Liebeskummer gab ihr den Namen, Zürchern war sie zu bürgerlich, und das rotgrüne Lager schrumpfte mit ihr: Eine Bilanz nach 15 Jahren Alternative Liste Schaffhausen. Und ein Ausblick.

Wenn man sich dieser Tage durch die Rauchschwaden der «Schäferei» hustet, ist dieser eine Holztisch mit dieser einen Gruppe leerer als auch schon.

Das bleibt nicht folgenlos. Umsatzmäs­sig, einerseits, für die Beiz in der Schaffhauser Webergasse. Andererseits in politischer Hinsicht: Weil es sich bei dieser einen Gruppe vornehmlich um Leute der Alternativen Liste Schaffhausen handelt. Und weil die Leute an jenem Holztisch ganze Wahlkampagnen, Abstimmungskämpfe und bisweilen auch Staatsstreiche ausgeheckt hatten.

«Ich dachte, es gehe viel schneller, bis wir uns die absolute Macht gesichert haben», sagt Florian Keller. Er lacht in seiner bärenhaften Art, seine blonden Locken wackeln. Er sitzt auf einer quietschenden Festbank, vor sich ein Bier.

Dann wird der 35-Jährige ernst. Und selbstkritisch: «Ich muss gestehen, wir waren auch schon ambitionierter als Partei. Früher konnten wir unsere Wahlanteile fast jährlich aufpolieren, aber in den letzten vier, fünf Jahren lief etwas weniger. Es gab Zeiten, da haben wir alles bis ins letzte Detail geplant, jede Medienmitteilung, jedes Plakat. Da veranstalteten wir praktisch ein einwöchiges Lager in der ‹Schäferei› – und dann war die Kampagne im Kasten. Aber wenn du voll berufstätig bist und Familie hast, kannst du das nicht mehr mit derselben Konsequenz vorantreiben. Dann musst du deine Ansprüche senken.»
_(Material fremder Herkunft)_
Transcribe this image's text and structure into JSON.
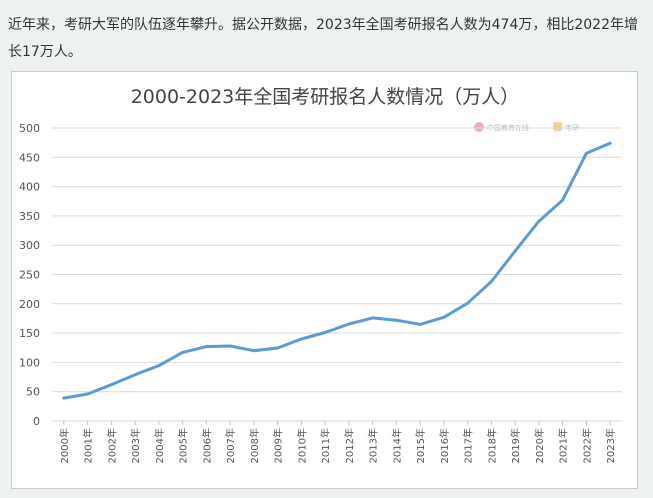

Als Geschichtsstudent hatte Florian Keller die Alternative Liste 2003 mitbegründet – damals noch im «Falken», nicht im heutigen Stammlokal «Schäferei». Aus dem Historiker Keller wurde nichts, dafür ein leidenschaftlicher Gewerkschafter bei der Unia; heute ist er verheiratet und Vater von zwei Kindern.

Keller trimmte die Partei auf Erfolg. Lange lasen sich die Wahlergebnisse der AL wie Wachstumsprognosen aus den 50er-Jahren. Sie holte Sitz um Sitz, in Kantonsrat, Stadtparlament, Schul- und Stadtrat. Sie gewann Initiativen. Schickte Sparpläne der Regierung in den Sondermüll. Schürte das Feuer unter dem Sitz­leder der etablierten Parteien.

Kurz: Die AL war ein Stachel im bürgerlichen Schaffhauser Fleisch. War laut, bisweilen vorlaut, bissig, erfrischend.

Dann kamen die Wahlen 2016, und die AL verlor erstmals: einen Sitz im Kantonsrat und ihre Fraktionsstärke. Die bislang schmerzlichste Niederlage erfolgte aber im Herbst 2017. Es ging um die «7to7»-Initiative, um betreute Tagesschulen von sieben Uhr morgens bis sieben Uhr abends, bezahlt vom Kanton. Noch nie hatte die AL einen derart teuren und intensiven Abstimmungskampf geführt. Doch das Resultat war ernüchternd: Nur gerade 24,9 Prozent der Stimmbevölkerung sprachen sich dafür aus.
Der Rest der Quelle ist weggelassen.